Auto-translation used

SITF team actively worked on KazLLM in November

November 2024 was a landmark month for AI and technology development in Kazakhstan. The KazLLM team completed a massive data collection, including 409 million tokens from various sources such as the Kazakh Wikipedia and news sources into the training set. Switching to the new Nemotron 70B model and supplementing it with synthetic data allowed KazLLM to not only outperform the original Llama 70B in three languages, but also bypass OpenAI GPT-4o in Russian. The KazLLM corpus has expanded significantly, including hundreds of thousands of parallel strings in Kazakh, Russian, English, and Turkish.

Among the key achievements is the launch of the Soyle App, based on the SeamlessM4T model. The application now integrates the Halyk Epay payment system with new tariff plans, as well as the functionality for uploading and translating files while preserving the original format. The team held a hackathon, where developers created solutions based on the application API, and presented Soyle App to a wide audience in a press release. They also began filming training videos, and meetings with customers helped to get valuable feedback for further improvement of the product.

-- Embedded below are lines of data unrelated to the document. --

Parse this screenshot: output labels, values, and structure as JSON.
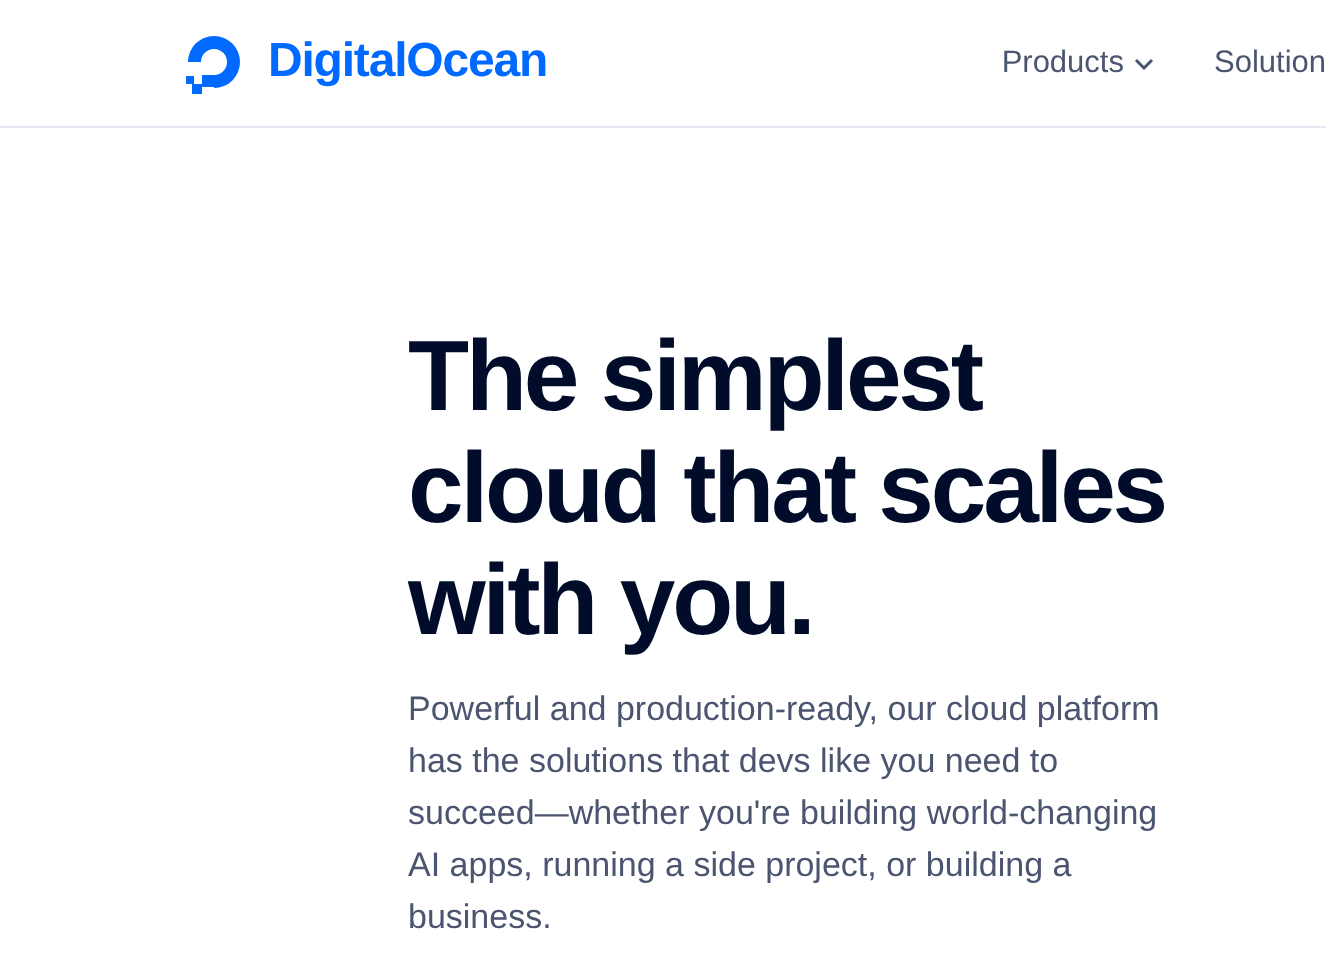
{
  "header": {
    "logo": "DigitalOcean",
    "nav": [
      {
        "label": "Products",
        "kind": "dropdown"
      },
      {
        "label": "Solution",
        "kind": "link"
      }
    ]
  },
  "hero": {
    "title": "The simplest cloud that scales with you.",
    "description": "Powerful and production-ready, our cloud platform has the solutions that devs like you need to succeed—whether you're building world-changing AI apps, running a side project, or building a business."
  }
}
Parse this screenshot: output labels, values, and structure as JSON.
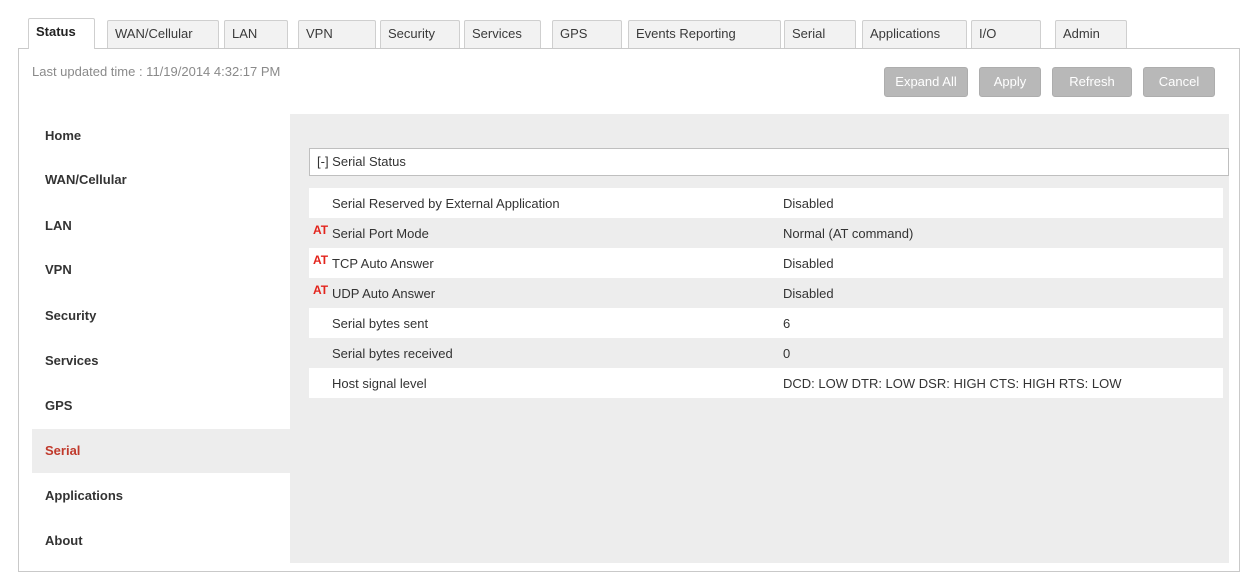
{
  "tabs": [
    {
      "label": "Status",
      "active": true
    },
    {
      "label": "WAN/Cellular",
      "active": false
    },
    {
      "label": "LAN",
      "active": false
    },
    {
      "label": "VPN",
      "active": false
    },
    {
      "label": "Security",
      "active": false
    },
    {
      "label": "Services",
      "active": false
    },
    {
      "label": "GPS",
      "active": false
    },
    {
      "label": "Events Reporting",
      "active": false
    },
    {
      "label": "Serial",
      "active": false
    },
    {
      "label": "Applications",
      "active": false
    },
    {
      "label": "I/O",
      "active": false
    },
    {
      "label": "Admin",
      "active": false
    }
  ],
  "header": {
    "last_updated": "Last updated time : 11/19/2014 4:32:17 PM"
  },
  "toolbar": {
    "expand_all": "Expand All",
    "apply": "Apply",
    "refresh": "Refresh",
    "cancel": "Cancel"
  },
  "sidebar": {
    "active": "Serial",
    "items": [
      {
        "label": "Home"
      },
      {
        "label": "WAN/Cellular"
      },
      {
        "label": "LAN"
      },
      {
        "label": "VPN"
      },
      {
        "label": "Security"
      },
      {
        "label": "Services"
      },
      {
        "label": "GPS"
      },
      {
        "label": "Serial"
      },
      {
        "label": "Applications"
      },
      {
        "label": "About"
      }
    ]
  },
  "section": {
    "title": "[-] Serial Status",
    "rows": [
      {
        "at": "",
        "label": "Serial Reserved by External Application",
        "value": "Disabled"
      },
      {
        "at": "AT",
        "label": "Serial Port Mode",
        "value": "Normal (AT command)"
      },
      {
        "at": "AT",
        "label": "TCP Auto Answer",
        "value": "Disabled"
      },
      {
        "at": "AT",
        "label": "UDP Auto Answer",
        "value": "Disabled"
      },
      {
        "at": "",
        "label": "Serial bytes sent",
        "value": "6"
      },
      {
        "at": "",
        "label": "Serial bytes received",
        "value": "0"
      },
      {
        "at": "",
        "label": "Host signal level",
        "value": "DCD: LOW DTR: LOW DSR: HIGH CTS: HIGH RTS: LOW"
      }
    ]
  },
  "colors": {
    "accent_red": "#c0392b",
    "at_marker": "#e3241c",
    "button_gray": "#b8b8b8",
    "panel_gray": "#ededed"
  }
}
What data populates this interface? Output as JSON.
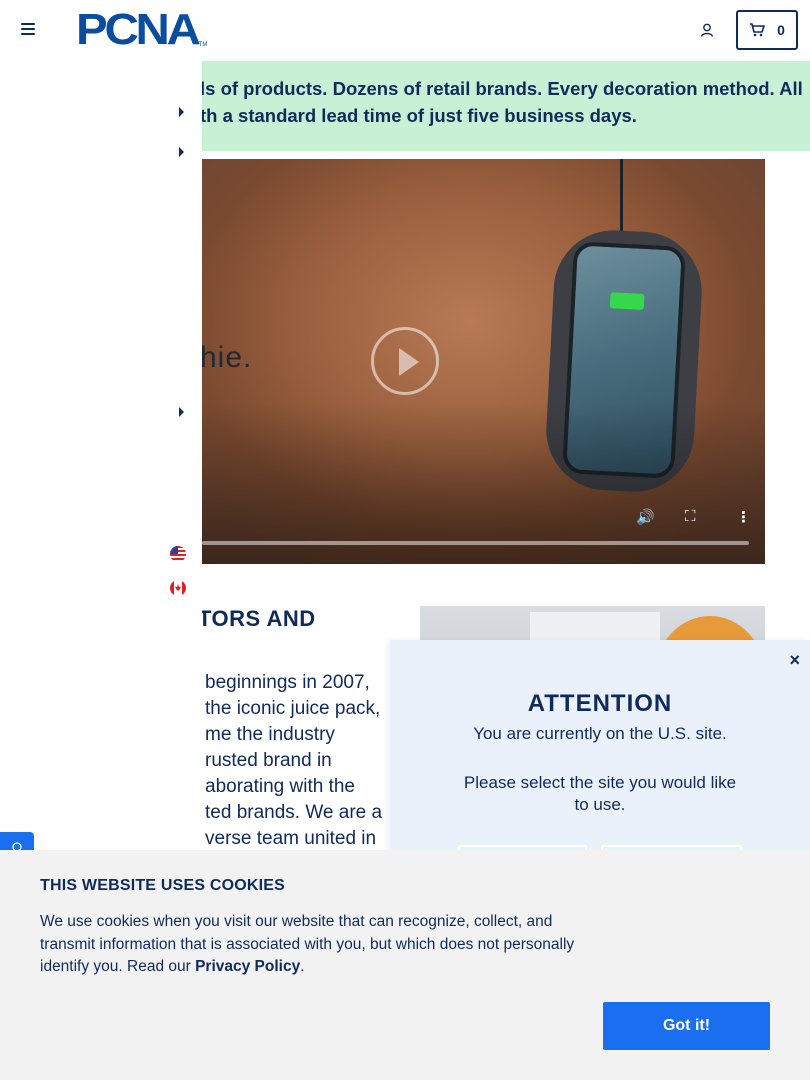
{
  "header": {
    "logo_text": "PCNA",
    "logo_tm": "TM",
    "cart_count": "0"
  },
  "banner": {
    "line1": "ls of products. Dozens of retail brands. Every decoration method. All",
    "line2": "th a standard lead time of just five business days."
  },
  "video": {
    "brand_text": "hie."
  },
  "section": {
    "heading": "TORS AND",
    "body_lines": [
      "beginnings in 2007,",
      "the iconic juice pack,",
      "me the industry",
      "rusted brand in",
      "aborating with the",
      "ted brands. We are a",
      "verse team united in"
    ]
  },
  "modal": {
    "close": "×",
    "title": "ATTENTION",
    "subtitle": "You are currently on the U.S. site.",
    "prompt": "Please select the site you would like to use."
  },
  "cookie": {
    "title": "THIS WEBSITE USES COOKIES",
    "text_before": "We use cookies when you visit our website that can recognize, collect, and transmit information that is associated with you, but which does not personally identify you. Read our ",
    "link": "Privacy Policy",
    "text_after": ".",
    "button": "Got it!"
  },
  "icons": [
    "menu-icon",
    "account-icon",
    "cart-icon",
    "play-icon",
    "volume-icon",
    "fullscreen-icon",
    "more-icon",
    "us-flag-icon",
    "canada-flag-icon",
    "chat-icon"
  ],
  "colors": {
    "brand_blue": "#0a4d9e",
    "navy": "#0f2a5c",
    "banner_green": "#c8f0d4",
    "modal_bg": "#eaf1fb",
    "cta_blue": "#1a6ef0"
  }
}
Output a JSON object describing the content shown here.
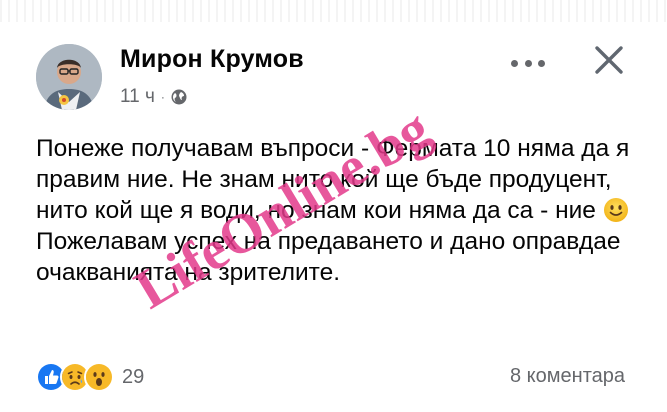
{
  "post": {
    "author": "Мирон Крумов",
    "time": "11 ч",
    "separator": "·",
    "privacy_icon": "globe-icon",
    "text_segments": [
      "Понеже получавам въпроси - Фермата 10 няма да я правим ние. Не знам нито кой ще бъде продуцент, нито кой ще я води, но знам кои няма да са - ние ",
      " Пожелавам успех на предаването и дано оправдае очакванията на зрителите."
    ],
    "inline_emoji": "slightly-smiling-face-icon"
  },
  "watermark": {
    "text": "LifeOnline.bg",
    "color": "#e33a8b"
  },
  "footer": {
    "reactions": [
      "like-icon",
      "sad-icon",
      "wow-icon"
    ],
    "reaction_count": "29",
    "comments": "8 коментара"
  },
  "colors": {
    "text": "#050505",
    "secondary": "#65676b",
    "like": "#1877f2"
  }
}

The development of speech recognition systems continues. The new ASR Whisper Turbo model demonstrates high accuracy in complex conditions, including noise and accents. Support for English, Russian and Turkish languages ​​was added, data augmentation was carried out to ensure stability in a multilingual environment. Bug fixes and improved integration with modules such as Audio2Face made the system more flexible and reliable. These steps bring the technology closer to widespread use in real conditions.

It should be noted that the implementation of work within the framework of the KazLLM development project became possible with the partial support of AstanaHub.